Off Broadway Reviews
The Midtown International Theatre Festival
Most actors don't consider it a badge of honor to have cut their teeth on reality television, but most actors also weren't raised stringent, evangelical Baptists. For Joshua Rivedal, getting his professional start as a low-down galoot (with a 450-pound girlfriend!) on Maury Povich or as a victim of a Mafioso-turned-film director who was tricked into appearing on the short-lived AMC series FilmFakers, these escapades are his escape into the world of make believe he's always preferred to that of his staunch religious upbringing. But Rivedal's solo show describing his experiences, The Gospel According to Josh, playing at the Dorothy Strelsin Theatre as part of the Midtown International Theatre Festival, requires that you take far too much of this on faith, making Rivedall himselfrather than what he's writtenthe chief reason to attend.
For Rivedal's story to have the proper impact, you must believe both that he sees performing is his true respite from an untenable past and that in pursuing it he somehow conquered the unyielding father who held him back. Overall, Dad seems strangely supportive. Yes, there's a scene early on where he spanks Rivedal with a belt, he insists Rivedal attend church, and disapproves of his son's overeager making out with a girl at a party. But those are fairly typical "being a parent" activities. And Dad does introduce his son to music and theatre with clips of The Ed Sullivan Show, indulges his desire to be a singer despite the family having very little money for lessons, and takes considerable pride even in Rivedal's rocky early professional ventures. Isn't much of this more supportive than suffocating?
True, the plot does eventually turn on Mom leaving Dad and Rivedal having to deal with the consequences of both the divorce and Dad's lingering disease and depression, but he shows so little of his parents' relationship that this just comes across as curious. As does Rivedal's final confrontation with Dad, which could charitably be described as bitter. Rivedal may have finally "won," but what's his prize? Just from what Rivedal's included, it's impossible to know for sure. Considering the good things Dad did, this ostensibly triumphant moment comes across as more than a little ungrateful. To understand the depths of Rivedal's sense of accomplishment or betrayal, we need to know more than we do.

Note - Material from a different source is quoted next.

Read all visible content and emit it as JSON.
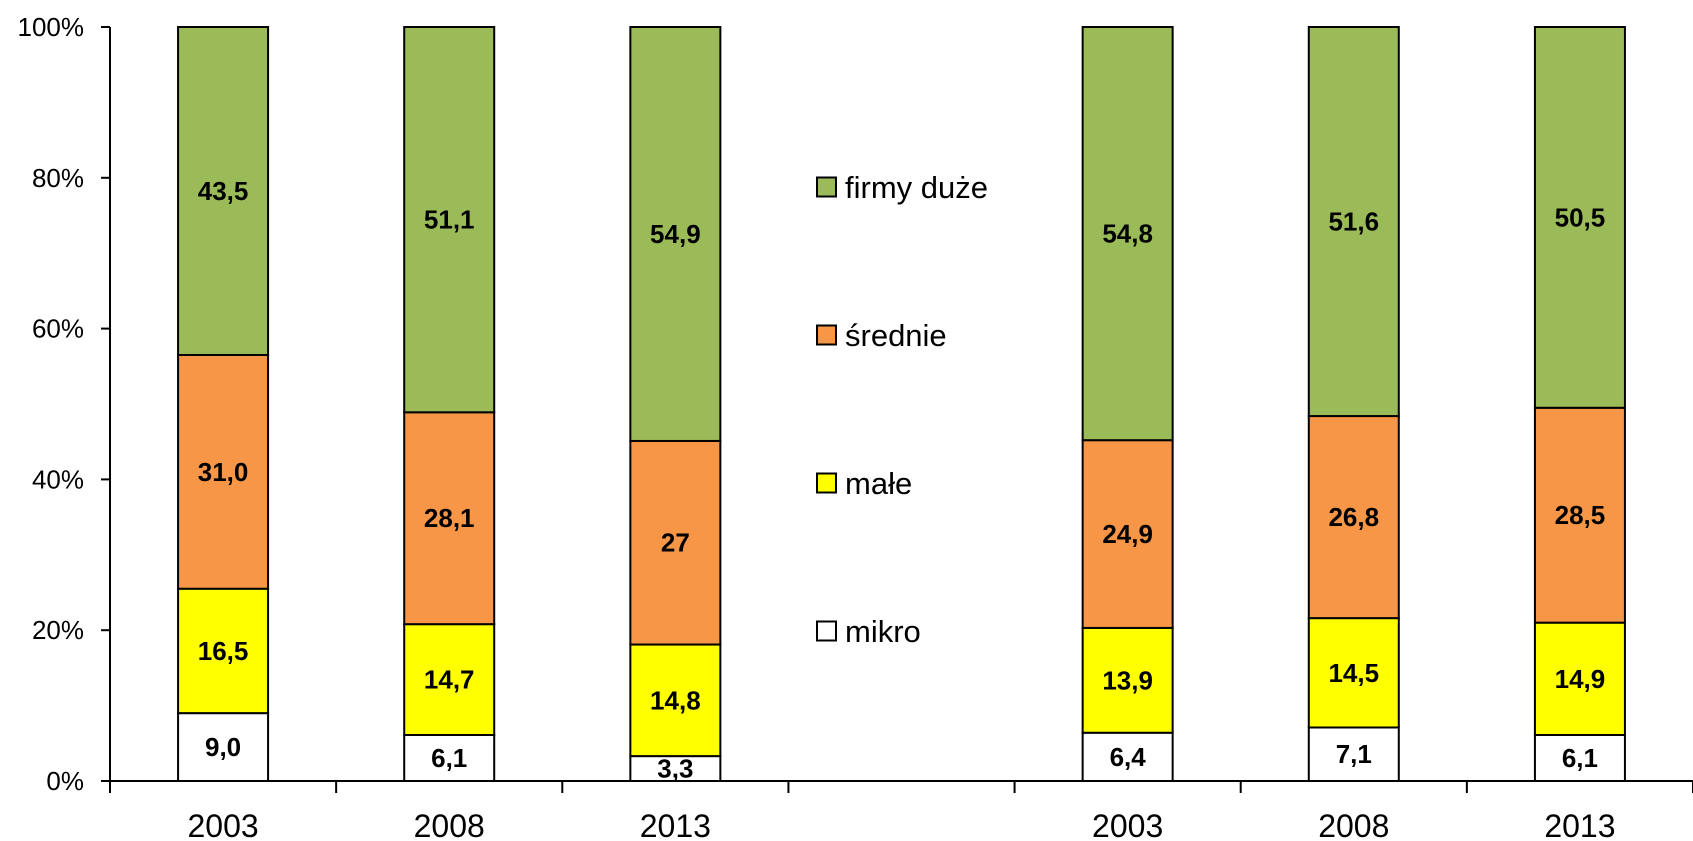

Running just 60 minutes, the play isn't long enough to cover more ground more substantial than Rivedal's largely unexceptional professional autobiography, and it doesn't give director Josh Gaboian much room to develop through lines in his staging. It is, however, enough for Rivedal to make a solid impression. A sly, rougher-edged Jesse Tyler Ferguson type, he possesses a strong boy-next-door likability and a surprisingly malleable singing voice that can handle hard rock, gospel, and musical theatre with equal aplomb (though you only ever hear brief snatches of any song). He displays, in whatever he does, all the qualities of his unusual family life: sincerity, rebelliousness, and a passion for revealing more of his soul than traditional propriety may dictate.
But if Rivedal's goal with The Gospel According to Josh is to explain exactly how and why he became the man he is, he's not entirely there. Without a better grasp on the people and ideas that shaped him, beyond amorphous concepts of unruly religion and its passionless practitioners, the show comes across as superficial and almost self-aggrandizing. Rivedal is genial and talented enough as a performer to make you want to know more about him, but that has to begin with his willingness to open up in ways beyond the expected. If Dad really was so bad, we need to see that; right now, it just seems that he gave his son far more than either realized, and though there could be a fascinating show in that as well, it's apparently not the one Rivedal intends.